MANAGEMENT, CONTROL AND REGULATIONS
No effective vaccine is currently available for the prevention and control of ASF. Control and eradication in domestic swine has been performed by strict biosecurity measures, early detection and removal of positive swine(28). Control of the wild cycle involving the warthog and soft ticks in Africa is considered impractical at present(29). Only biosecurity measures preventing the contact of domestic swine with warthogs and ticks have been proposed to avoid transmission from the wild reservoir.
In the case of the Eurasian wild boar there is concern that ASFV could become endemic in large interconnected wild boar populations. Control of ASFV spread in these instances may be difficult, but reducing population densities could reduce viral transmission.
REGULATIONS AND REPORTING
ASF is a notifiable disease to the World Organisation for Animal Health (OIE). Regulation and reporting protocols for ASF in the EU are detailed in the Council Directive 2002∕60∕EC(36).The suspicion of ASF in pigs or wild boar must be immediately notified to the regional and national animal health authorities and confirmed by regional and national reference laboratories. If ASF is confirmed, the outbreak must be notified to the OIE and to every EU member state.
PUBLIC HEALTH CONCERN
ASF is a disease strictly affecting suids, and as a consequence there are no current known public health concerns.

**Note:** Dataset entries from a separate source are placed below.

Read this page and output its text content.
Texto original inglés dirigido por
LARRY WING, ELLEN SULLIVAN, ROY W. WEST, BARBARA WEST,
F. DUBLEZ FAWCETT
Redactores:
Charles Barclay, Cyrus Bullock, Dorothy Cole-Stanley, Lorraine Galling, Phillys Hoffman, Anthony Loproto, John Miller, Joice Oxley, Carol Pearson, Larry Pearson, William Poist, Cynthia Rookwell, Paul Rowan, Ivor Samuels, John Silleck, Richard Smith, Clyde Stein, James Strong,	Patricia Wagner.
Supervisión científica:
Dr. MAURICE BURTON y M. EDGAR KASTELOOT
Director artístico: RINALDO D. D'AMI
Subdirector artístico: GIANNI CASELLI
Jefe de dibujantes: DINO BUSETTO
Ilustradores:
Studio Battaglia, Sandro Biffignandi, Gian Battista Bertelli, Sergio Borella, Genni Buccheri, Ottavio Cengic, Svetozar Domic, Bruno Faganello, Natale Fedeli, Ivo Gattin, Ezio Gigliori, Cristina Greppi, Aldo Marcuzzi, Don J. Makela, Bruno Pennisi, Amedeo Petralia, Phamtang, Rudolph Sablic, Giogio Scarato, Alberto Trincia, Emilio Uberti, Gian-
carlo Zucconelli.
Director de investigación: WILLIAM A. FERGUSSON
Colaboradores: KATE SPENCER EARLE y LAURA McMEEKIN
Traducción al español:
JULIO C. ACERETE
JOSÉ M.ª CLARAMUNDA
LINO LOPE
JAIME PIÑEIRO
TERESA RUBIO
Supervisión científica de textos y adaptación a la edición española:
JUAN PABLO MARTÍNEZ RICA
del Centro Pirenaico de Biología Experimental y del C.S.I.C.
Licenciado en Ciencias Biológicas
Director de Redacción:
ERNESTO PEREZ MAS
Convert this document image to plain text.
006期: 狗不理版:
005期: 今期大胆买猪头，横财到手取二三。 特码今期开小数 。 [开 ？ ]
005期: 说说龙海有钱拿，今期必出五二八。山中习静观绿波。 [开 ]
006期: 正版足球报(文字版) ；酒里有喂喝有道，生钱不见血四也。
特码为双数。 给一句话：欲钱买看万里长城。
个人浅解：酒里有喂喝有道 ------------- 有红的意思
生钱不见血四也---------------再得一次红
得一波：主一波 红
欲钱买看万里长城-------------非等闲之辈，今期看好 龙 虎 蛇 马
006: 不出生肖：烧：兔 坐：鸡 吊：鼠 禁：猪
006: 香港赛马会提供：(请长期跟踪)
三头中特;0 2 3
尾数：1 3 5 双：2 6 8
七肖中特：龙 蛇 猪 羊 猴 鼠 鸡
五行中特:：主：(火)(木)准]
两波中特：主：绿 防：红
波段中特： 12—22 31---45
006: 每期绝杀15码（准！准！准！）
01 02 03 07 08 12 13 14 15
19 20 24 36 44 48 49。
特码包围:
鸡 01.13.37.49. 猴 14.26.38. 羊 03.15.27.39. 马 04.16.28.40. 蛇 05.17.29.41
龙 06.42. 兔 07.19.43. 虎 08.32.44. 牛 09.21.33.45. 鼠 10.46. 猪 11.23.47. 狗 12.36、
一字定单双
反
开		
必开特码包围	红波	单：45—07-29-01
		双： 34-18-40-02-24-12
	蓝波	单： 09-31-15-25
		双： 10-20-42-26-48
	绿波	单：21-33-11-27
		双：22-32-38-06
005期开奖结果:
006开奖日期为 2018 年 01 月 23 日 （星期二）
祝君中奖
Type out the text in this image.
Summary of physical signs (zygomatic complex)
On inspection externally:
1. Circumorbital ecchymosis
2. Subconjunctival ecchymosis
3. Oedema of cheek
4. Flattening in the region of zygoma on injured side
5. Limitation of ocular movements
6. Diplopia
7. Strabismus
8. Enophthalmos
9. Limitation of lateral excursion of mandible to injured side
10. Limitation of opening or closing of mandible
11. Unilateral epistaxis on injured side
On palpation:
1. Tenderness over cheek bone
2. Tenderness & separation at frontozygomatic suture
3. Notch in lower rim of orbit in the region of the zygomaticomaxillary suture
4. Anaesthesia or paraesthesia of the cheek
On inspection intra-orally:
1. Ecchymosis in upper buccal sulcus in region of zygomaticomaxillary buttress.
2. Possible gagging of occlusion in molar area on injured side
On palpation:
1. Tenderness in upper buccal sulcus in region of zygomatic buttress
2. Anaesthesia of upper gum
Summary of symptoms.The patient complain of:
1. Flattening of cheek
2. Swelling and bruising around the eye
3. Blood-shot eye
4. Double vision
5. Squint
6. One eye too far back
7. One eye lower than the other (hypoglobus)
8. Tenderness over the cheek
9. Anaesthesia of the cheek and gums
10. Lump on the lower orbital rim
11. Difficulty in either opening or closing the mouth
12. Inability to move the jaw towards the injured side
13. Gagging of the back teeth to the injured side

SIGNIFICANCE AND IMPLICATIONS FOR ANIMAL HEALTH
Highly virulent ASF isolates cause severe losses in domestic swine populations. The effect on wild boar population dynamics seems also to be potentially significant. Recent information from Russia suggests that the virus could have a significant impact on the population dynamics of wild boar. The introduction of ASFV in the dense, continuous wild boar populations of Central and Eastern Europe may be devastating if high virulence is maintained.